I didn't move. Didn't reach for anything. Didn't run.

Running confirmed guilt.

"I don't know what you're talking about," I said.

She smiled faintly.

"Of course you don't," she replied. "That's what makes it interesting."

Above my vision, the System screamed.

[CRITICAL OBSERVER DETECTED]

[HOSTILITY: UNKNOWN]

She leaned closer, voice dropping.

"You should leave the city," she said. "Now."

"And if I can't?" I asked.

Her eyes flicked upward, just for a moment. At the dome.

Then back to me.

"Then the city will break itself trying to erase you."

She stepped back into the crowd. And vanished.

No footsteps. No trail. Gone.

My pulse thundered in my ears.

That wasn't a civilian. That wasn't an inquisitor.

That was something else. Something watching the system fail.

The ground shook.

A deep tremor rippled through the streets as a massive surge of mana pulsed from the city center. People screamed as cracks spread across walls and windows shattered.

Above my vision appeared urgent text.

[FORCED CONTAINMENT PROTOCOL INITIATED]

A pillar of light shot into the sky. The city's core array.

They were narrowing the net.

I ran.

This time, I didn't hide.

I pushed through alleys, vaulted crates, ducked under hanging lines. My lungs burned, legs screaming, but I didn't slow.
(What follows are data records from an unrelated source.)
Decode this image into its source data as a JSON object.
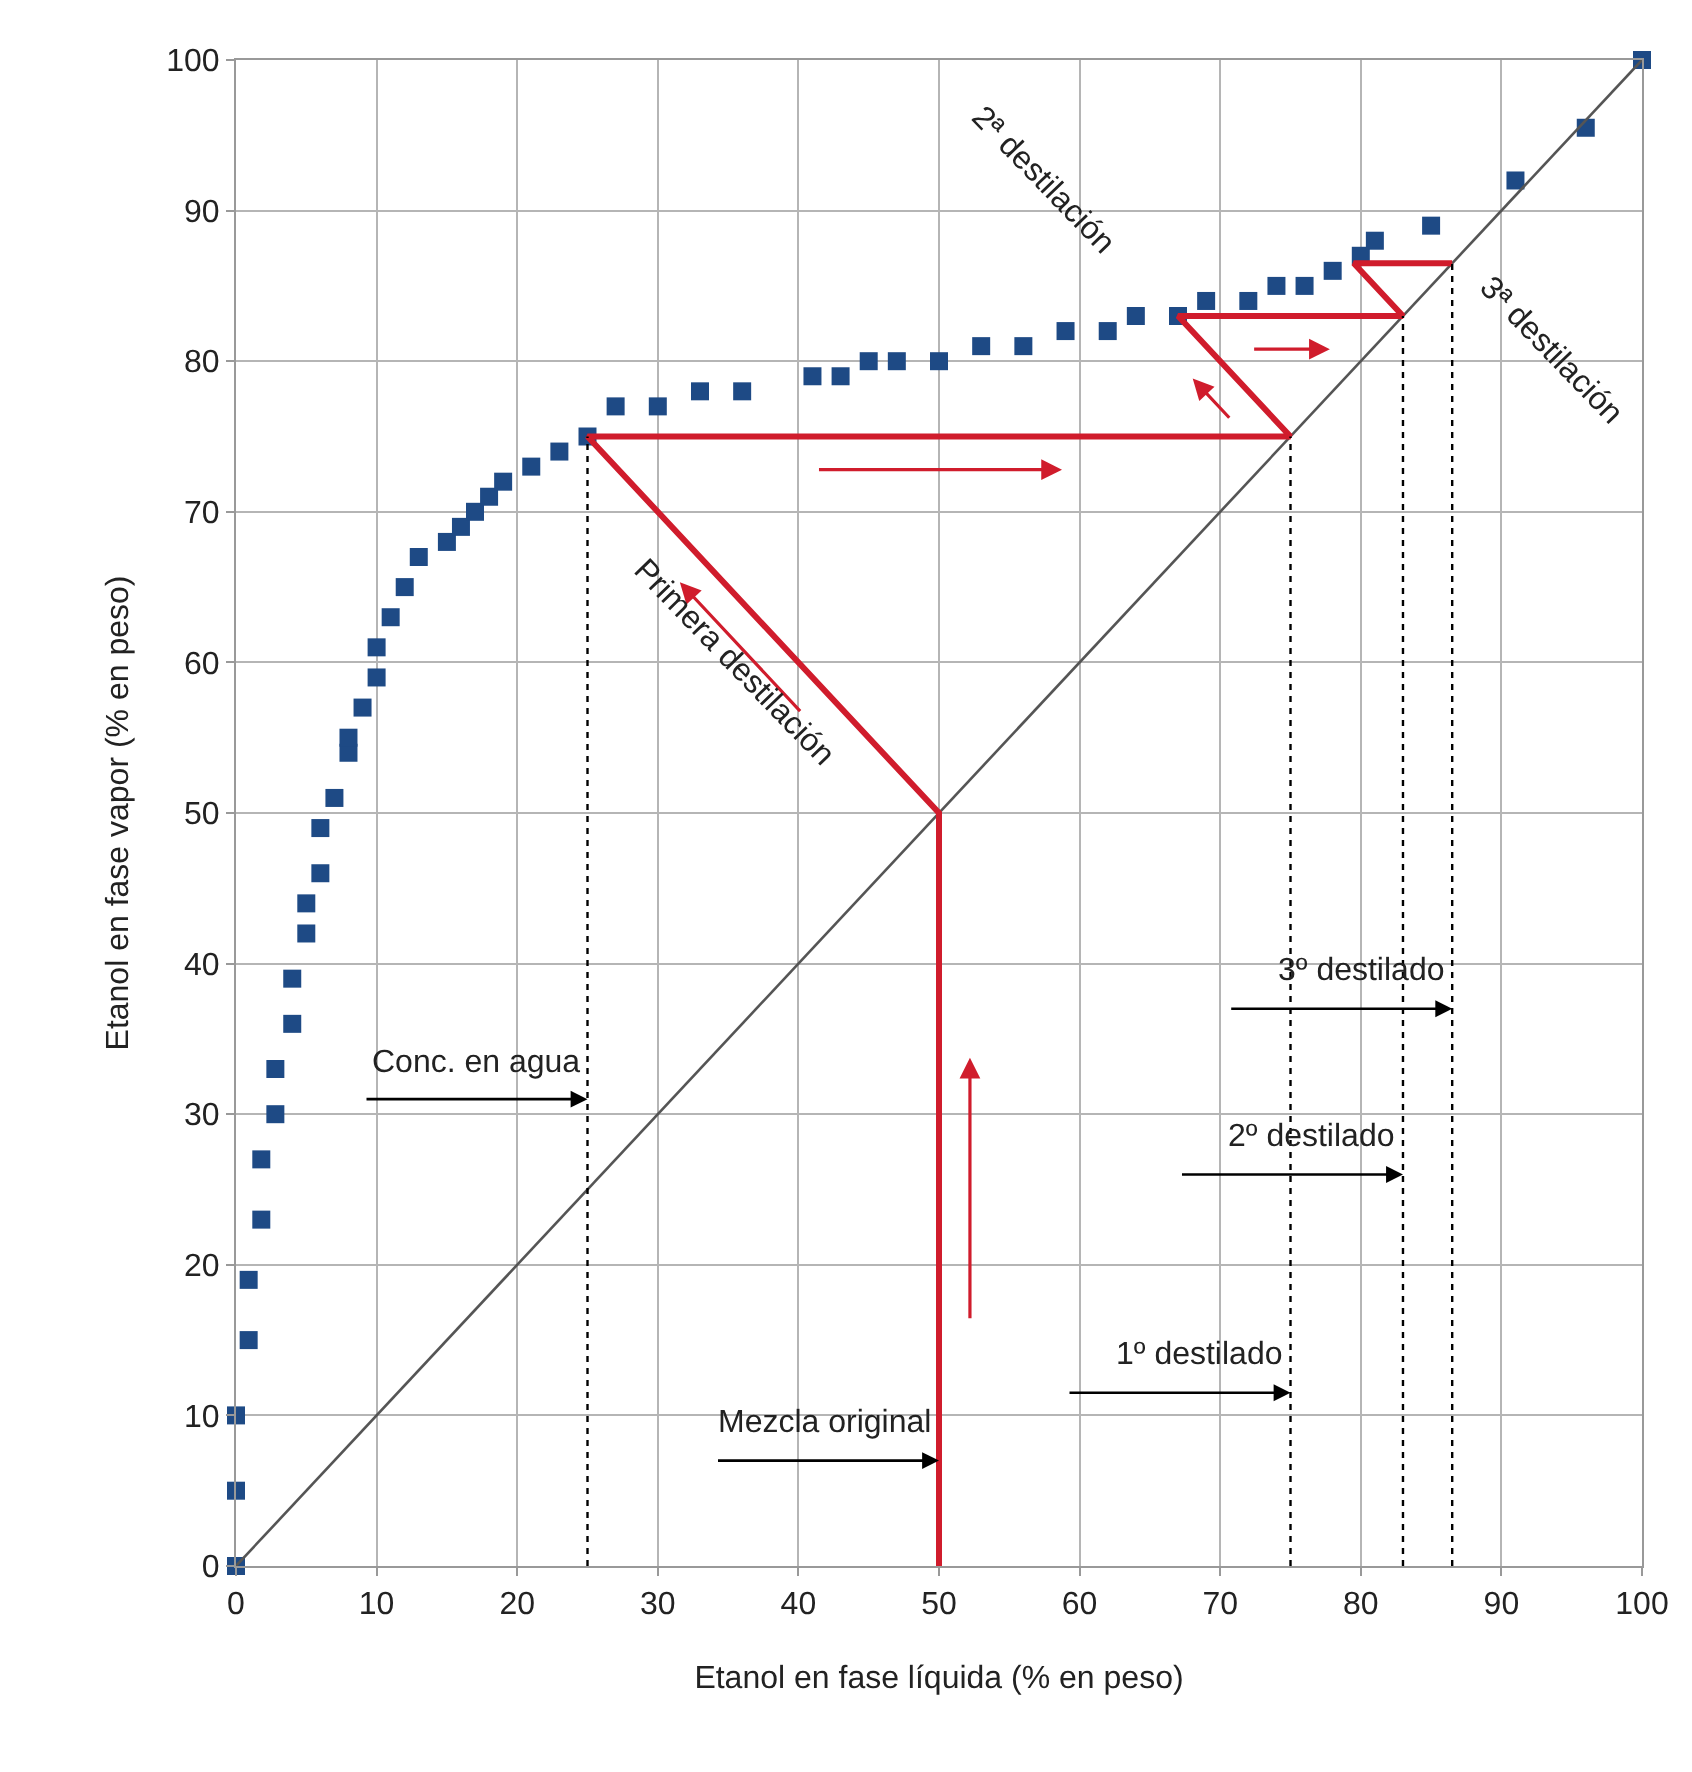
{
  "chart_data": {
    "type": "scatter",
    "xlabel": "Etanol en fase líquida (% en peso)",
    "ylabel": "Etanol en fase vapor (% en peso)",
    "xlim": [
      0,
      100
    ],
    "ylim": [
      0,
      100
    ],
    "xticks": [
      0,
      10,
      20,
      30,
      40,
      50,
      60,
      70,
      80,
      90,
      100
    ],
    "yticks": [
      0,
      10,
      20,
      30,
      40,
      50,
      60,
      70,
      80,
      90,
      100
    ],
    "grid": true,
    "series": [
      {
        "marker": "square",
        "color": "#1e4a85",
        "x": [
          0,
          0,
          0,
          0.9,
          0.9,
          1.8,
          1.8,
          2.8,
          2.8,
          4,
          4,
          5,
          5,
          6,
          6,
          7,
          8,
          8,
          9,
          10,
          10,
          11,
          12,
          13,
          15,
          16,
          17,
          18,
          19,
          21,
          23,
          25,
          27,
          30,
          33,
          36,
          41,
          43,
          45,
          47,
          50,
          53,
          56,
          59,
          62,
          64,
          67,
          69,
          72,
          74,
          76,
          78,
          80,
          81,
          85,
          91,
          96,
          100
        ],
        "values": [
          0,
          5,
          10,
          15,
          19,
          23,
          27,
          30,
          33,
          36,
          39,
          42,
          44,
          46,
          49,
          51,
          54,
          55,
          57,
          59,
          61,
          63,
          65,
          67,
          68,
          69,
          70,
          71,
          72,
          73,
          74,
          75,
          77,
          77,
          78,
          78,
          79,
          79,
          80,
          80,
          80,
          81,
          81,
          82,
          82,
          83,
          83,
          84,
          84,
          85,
          85,
          86,
          87,
          88,
          89,
          92,
          95.5,
          100
        ]
      },
      {
        "type": "line",
        "color": "#555555",
        "x": [
          0,
          100
        ],
        "values": [
          0,
          100
        ]
      },
      {
        "type": "line",
        "color": "#d01c2c",
        "x": [
          50,
          50,
          25,
          75,
          67,
          83,
          79.5,
          86.5
        ],
        "values": [
          0,
          50,
          75,
          75,
          83,
          83,
          86.5,
          86.5
        ]
      },
      {
        "type": "line",
        "color": "#000000",
        "line_style": "dotted",
        "x": [
          25,
          25,
          null,
          75,
          75,
          null,
          83,
          83,
          null,
          86.5,
          86.5
        ],
        "values": [
          0,
          75,
          null,
          0,
          75,
          null,
          0,
          83,
          null,
          0,
          86.5
        ]
      }
    ],
    "annotations": [
      {
        "text": "Conc. en agua",
        "x": 25,
        "y": 31
      },
      {
        "text": "Mezcla original",
        "x": 50,
        "y": 7
      },
      {
        "text": "1º destilado",
        "x": 75,
        "y": 11.5
      },
      {
        "text": "2º destilado",
        "x": 83,
        "y": 26
      },
      {
        "text": "3º destilado",
        "x": 86.5,
        "y": 37
      },
      "Primera destilación",
      "2ª destilación",
      "3ª destilación"
    ]
  }
}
Behind me, spells detonated.

Ahead, the city gates loomed. Massive, reinforced, sealed shut with glowing runes.

I skidded to a halt. Trapped.

Guards turned. Weapons raised.

A mage began chanting.

Above my vision, blue text filled the air, sharper than ever.

[MINIMUM NARRATIVE THRESHOLD — IMMINENT]

[SURVIVAL PRIORITY: MAXIMUM]

The gates groaned. The runes flickered violently.

"What?" someone shouted.

The mage faltered.

The gates exploded outward in a storm of light and shattered stone.

I was thrown backward as the force ripped through the street, flattening guards, collapsing buildings, tearing open the city's boundary like it was made of paper.

Silence followed. Then screams.

I lay on my back, staring at the open road beyond the city. The world outside.

Free.

Above my vision, the System stabilized.

[CITY CONTAINMENT FAILED]

[SUBJECT STATUS: ESCAPED]

I laughed. Once. Short. Bitter.

"This is getting out of hand," I whispered.

But as I dragged myself to my feet and staggered toward the open gate, one thought burned brighter than the rest.

The world would not stop. The System would not stop.

And whatever waited beyond the city would be worse.